Along with the single patent, E.U. leaders agreed to set up a dedicated Unified Patent Court to handle patent disputes. As part of an elaborate compromise
between the union's political heavyweights, the main seat of the court of first instance will be located in Paris, with secondary seats in London—for
drug patents in particular—and in Munich, which will handle mechanical engineering filings.
The final agreement introduced a complex arrangement for the oversight of patent matters by the Court of Justice of the European Union. Instead of being
enshrined in the main patent regulation, the court's role will be mentioned indirectly in the Unified Patent Court agreement. Axel Horns, a patent attorney
at the KSNH law firm in Munich, says the solution is "awkward." But it satisfies both defenders of the Court of Justice's supreme authority, such as the
European Parliament, and those who want to limit its role, including some businesses and the United Kingdom's conservative government. "It's a compromise
that leaves the door open. The court's judges can close it or leave it open" if they wish to get involved in patent matters, Horns explains.
Horn says the package contains many other inelegant compromises whose interpretation could be tricky. "It's not first-class law-making," he says. Still,
the new system could be a real improvement on the existing, fragmented one; in the decades ahead, it may well emulate the success of the unified E.U.

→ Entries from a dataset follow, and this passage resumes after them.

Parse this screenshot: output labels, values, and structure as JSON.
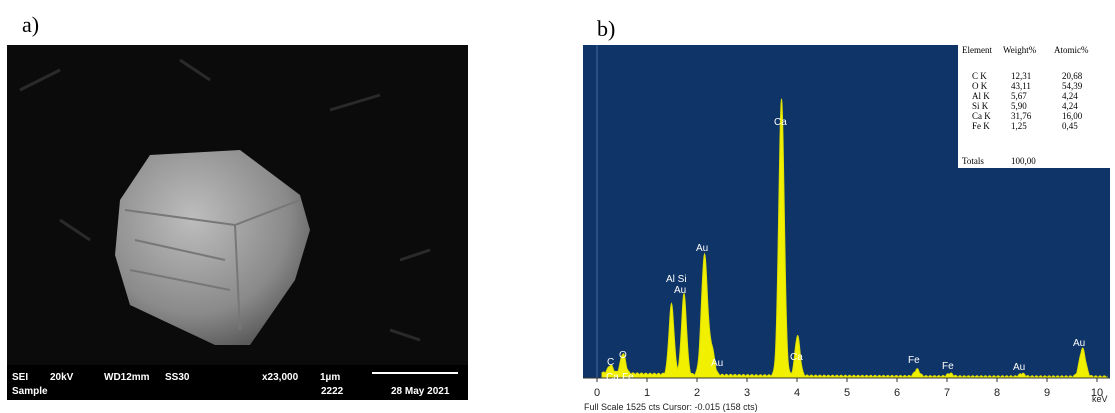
{
  "panel_a": {
    "label": "a)",
    "info": {
      "mode": "SEI",
      "voltage": "20kV",
      "working_distance": "WD12mm",
      "spot_size": "SS30",
      "magnification": "x23,000",
      "scale": "1µm",
      "sample": "Sample",
      "id": "2222",
      "date": "28 May 2021"
    }
  },
  "panel_b": {
    "label": "b)",
    "table": {
      "header": [
        "Element",
        "Weight%",
        "Atomic%"
      ],
      "rows": [
        [
          "C K",
          "12,31",
          "20,68"
        ],
        [
          "O K",
          "43,11",
          "54,39"
        ],
        [
          "Al K",
          "5,67",
          "4,24"
        ],
        [
          "Si K",
          "5,90",
          "4,24"
        ],
        [
          "Ca K",
          "31,76",
          "16,00"
        ],
        [
          "Fe K",
          "1,25",
          "0,45"
        ]
      ],
      "totals": [
        "Totals",
        "100,00"
      ]
    },
    "peak_labels": [
      "Ca",
      "Au",
      "Al Si",
      "Au",
      "Au",
      "Ca",
      "C",
      "O",
      "Ca",
      "Fe",
      "Ca",
      "Fe",
      "Fe",
      "Fe",
      "Au",
      "Au"
    ],
    "x_ticks": [
      "0",
      "1",
      "2",
      "3",
      "4",
      "5",
      "6",
      "7",
      "8",
      "9",
      "10"
    ],
    "x_unit": "keV",
    "status": "Full Scale 1525 cts Cursor: -0.015 (158 cts)"
  }
}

trademark system, whose introduction in the 1990s also led to applications soaring and dropping costs, Horn says. "It depends on the personality of the
[future court's] judges," Horn asserts. "If they are reasonable, experienced people, they can make it work and the new system will be much simpler."
Until then, a series of formal steps remains before the plan is put into action. Members of the European Parliament are expected to sign off on the unitary
patent package on Tuesday. In addition, governments must sign a separate agreement in February to set up the Unified Patent Court. At least 13 E.U.
countries would then have to ratify this deal by November 2013 to launch the single patent the following spring.
Last but not least, Spain and Italy have refused to take part in the unitary patent. They argue that the proposed language regime unfairly favors English,
French, and German, and have filed a complaint before the Court of Justice of the European Union, which will issue its opinion on Tuesday as well.
But Michel Barnier, the European Union's internal market commissioner, appears confident that what he terms a "historic" agreement will provide a solid
foundation to boost research and innovation. "It took us 30 years to reach this point," Barnier told ministers in Brussels today. "When I took office in
2010, I said I was going to be the last commissioner to work on this file, and I hope this wish will come true."
*Update 12:35 p.m., 11 December:
Today, the unitary patent made two more important steps ahead. A large majority in the European Parliament voted in favor of
the package this morning; and Yves Bot, advocate general of the Court of Justice of the European Union today said that pleas against the proposed system by Spain
and Italy should be rejected. If the court follows his recommendation, as it usually does, that would derail the countries' attempts to block the plans.
Spain and Italy could still decide to join the unitary patent system later.